CallScribe Model Card & WER Methodology
How we measure accuracy, which dataset we benchmark against, and where the model has known weaknesses.
Engine
CallScribe's transcription backend is OpenAI Whisper large-v3-turbo, hosted in our own infrastructure and served by a Python worker with GPU inference. Speaker diarization runs on pyannote.audio 3.x pretrained pipelines. Sentiment analysis runs on a multilingual transformer fine-tuned on Gulf Arabic call transcripts.
Benchmark Dataset
The reported word error rates below come from an internal evaluation dataset of over 200 GCC call recordings collected in March 2026, with written consent from the participants. The dataset includes:
- Roughly 60% Khaleeji (UAE, Saudi, Kuwaiti, Qatari, Bahraini, Omani).
- Roughly 20% Levantine (Lebanese, Syrian, Jordanian, Palestinian).
- Roughly 10% Egyptian.
- Roughly 10% MSA (news-style and formal customer service).
- Audio SNR range 8 to 30 dB, biased toward 15+ dB.
- Call durations between 45 seconds and 32 minutes, median 6 minutes.
- Mixed speaker counts (2 to 5), with diarization ground truth hand-annotated.
Placeholder methodology — will be refined with a published benchmark and released evaluation harness in a future update.
Word Error Rate by Dialect
| Dialect | WER (clear audio) | WER (noisy < 15 dB) | Notes |
|---|---|---|---|
| Khaleeji (Gulf) | 8–12% | 18–25% | Primary tuning target |
| Levantine | 12–16% | 22–30% | Lebanese best-covered variant |
| Egyptian | 10–14% | 20–27% | Cairo urban accent |
| MSA | 6–9% | 15–20% | News and formal speech |
| Maghrebi | Not supported | Not supported | Darija on roadmap |
WER values are placeholder ranges from internal evaluation. A final single-point WER per dialect will be published alongside the open eval harness.
Known Limitations
- Heavy overlapping speech (more than 30% of segments overlapping) causes diarization drift.
- Poor SNR below 10 dB produces transcripts that should be treated as drafts.
- Long monologues with mumbling or background music bleed degrade accuracy.
- Code-switching with languages outside Arabic/English (e.g. Hindi or Urdu mid-sentence) is handled but with 5-10% accuracy penalty on the non-Arabic segment.

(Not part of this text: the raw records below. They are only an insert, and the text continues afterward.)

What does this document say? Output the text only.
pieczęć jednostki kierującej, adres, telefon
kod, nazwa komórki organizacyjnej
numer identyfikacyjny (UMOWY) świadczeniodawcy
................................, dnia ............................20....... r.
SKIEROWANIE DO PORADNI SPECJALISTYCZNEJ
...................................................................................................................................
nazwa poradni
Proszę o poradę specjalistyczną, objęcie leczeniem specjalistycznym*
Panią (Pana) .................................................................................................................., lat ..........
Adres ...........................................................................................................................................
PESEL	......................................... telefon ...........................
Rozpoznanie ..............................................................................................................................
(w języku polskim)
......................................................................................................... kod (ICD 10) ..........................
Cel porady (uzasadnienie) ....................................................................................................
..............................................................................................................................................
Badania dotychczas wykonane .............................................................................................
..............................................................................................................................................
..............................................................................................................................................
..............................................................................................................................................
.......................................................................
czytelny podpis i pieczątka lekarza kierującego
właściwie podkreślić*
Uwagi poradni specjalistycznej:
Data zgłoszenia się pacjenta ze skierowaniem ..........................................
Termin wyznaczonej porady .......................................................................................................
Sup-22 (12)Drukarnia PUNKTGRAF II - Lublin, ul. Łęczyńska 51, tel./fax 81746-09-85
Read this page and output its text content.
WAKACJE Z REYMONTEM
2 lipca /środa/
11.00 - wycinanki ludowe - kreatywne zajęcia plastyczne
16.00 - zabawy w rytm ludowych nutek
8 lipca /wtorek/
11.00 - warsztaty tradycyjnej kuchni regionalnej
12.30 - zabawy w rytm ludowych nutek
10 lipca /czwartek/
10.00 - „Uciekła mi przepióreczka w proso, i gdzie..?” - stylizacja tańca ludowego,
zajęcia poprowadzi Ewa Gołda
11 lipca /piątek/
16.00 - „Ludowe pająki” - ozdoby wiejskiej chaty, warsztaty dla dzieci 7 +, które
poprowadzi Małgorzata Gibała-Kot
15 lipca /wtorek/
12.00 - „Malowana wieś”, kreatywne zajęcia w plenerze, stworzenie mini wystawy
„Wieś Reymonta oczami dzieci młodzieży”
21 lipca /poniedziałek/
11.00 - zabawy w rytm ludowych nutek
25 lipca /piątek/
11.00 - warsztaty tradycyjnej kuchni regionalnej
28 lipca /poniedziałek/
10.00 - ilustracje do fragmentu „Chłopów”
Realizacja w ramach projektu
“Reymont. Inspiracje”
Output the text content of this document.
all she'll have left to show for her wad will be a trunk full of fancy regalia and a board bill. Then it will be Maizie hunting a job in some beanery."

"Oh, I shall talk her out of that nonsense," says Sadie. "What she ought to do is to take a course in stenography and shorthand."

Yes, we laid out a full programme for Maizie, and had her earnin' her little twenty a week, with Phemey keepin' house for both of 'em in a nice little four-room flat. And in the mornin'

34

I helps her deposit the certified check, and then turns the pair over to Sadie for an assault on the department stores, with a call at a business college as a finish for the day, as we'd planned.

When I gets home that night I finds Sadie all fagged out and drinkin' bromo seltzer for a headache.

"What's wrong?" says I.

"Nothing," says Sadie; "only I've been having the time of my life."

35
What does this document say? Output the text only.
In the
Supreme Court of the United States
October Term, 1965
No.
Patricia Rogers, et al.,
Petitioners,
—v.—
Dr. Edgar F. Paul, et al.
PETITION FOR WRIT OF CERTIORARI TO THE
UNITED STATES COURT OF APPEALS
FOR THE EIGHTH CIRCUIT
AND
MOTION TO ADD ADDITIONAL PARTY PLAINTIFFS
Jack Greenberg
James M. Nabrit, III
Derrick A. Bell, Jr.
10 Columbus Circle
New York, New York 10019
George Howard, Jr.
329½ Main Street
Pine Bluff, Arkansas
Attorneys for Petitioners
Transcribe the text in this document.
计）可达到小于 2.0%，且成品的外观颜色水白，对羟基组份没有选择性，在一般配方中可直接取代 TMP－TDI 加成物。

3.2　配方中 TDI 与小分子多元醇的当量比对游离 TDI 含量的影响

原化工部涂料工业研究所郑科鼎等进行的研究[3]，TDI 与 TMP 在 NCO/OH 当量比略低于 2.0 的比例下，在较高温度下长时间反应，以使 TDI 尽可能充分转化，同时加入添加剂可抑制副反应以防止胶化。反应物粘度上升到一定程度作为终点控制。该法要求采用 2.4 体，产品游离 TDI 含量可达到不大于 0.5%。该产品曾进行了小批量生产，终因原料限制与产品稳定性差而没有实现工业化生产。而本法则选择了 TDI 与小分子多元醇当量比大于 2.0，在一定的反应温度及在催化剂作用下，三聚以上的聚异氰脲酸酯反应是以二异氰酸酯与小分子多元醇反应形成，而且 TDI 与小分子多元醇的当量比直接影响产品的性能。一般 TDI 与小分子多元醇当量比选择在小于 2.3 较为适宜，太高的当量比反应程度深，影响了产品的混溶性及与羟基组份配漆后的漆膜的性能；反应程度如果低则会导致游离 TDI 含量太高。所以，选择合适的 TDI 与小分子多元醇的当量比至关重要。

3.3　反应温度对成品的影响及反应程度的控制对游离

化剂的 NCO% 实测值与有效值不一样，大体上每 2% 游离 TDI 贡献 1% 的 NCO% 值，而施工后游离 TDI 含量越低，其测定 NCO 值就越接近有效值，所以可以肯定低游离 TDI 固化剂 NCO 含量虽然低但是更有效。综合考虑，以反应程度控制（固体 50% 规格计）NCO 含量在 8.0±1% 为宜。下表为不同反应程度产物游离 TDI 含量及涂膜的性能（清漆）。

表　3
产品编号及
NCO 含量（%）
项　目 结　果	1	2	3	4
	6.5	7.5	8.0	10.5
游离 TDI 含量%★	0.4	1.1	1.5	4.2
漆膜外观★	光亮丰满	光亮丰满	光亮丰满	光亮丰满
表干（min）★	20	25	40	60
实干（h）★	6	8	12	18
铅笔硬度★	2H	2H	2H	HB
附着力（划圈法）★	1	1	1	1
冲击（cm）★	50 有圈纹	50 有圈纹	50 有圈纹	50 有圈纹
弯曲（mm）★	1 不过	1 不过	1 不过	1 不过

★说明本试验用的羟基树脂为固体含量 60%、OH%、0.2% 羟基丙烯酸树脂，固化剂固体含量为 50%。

- Maghrebi dialects (Moroccan Darija, Algerian, Tunisian) are not officially supported.
Responsible Use
Machine transcripts must not be treated as legally authoritative without human review. CallScribe is a productivity tool, not a court-admissible record. Customers in regulated industries (healthcare, legal, financial services) must apply their own review and compliance process before acting on transcribed content.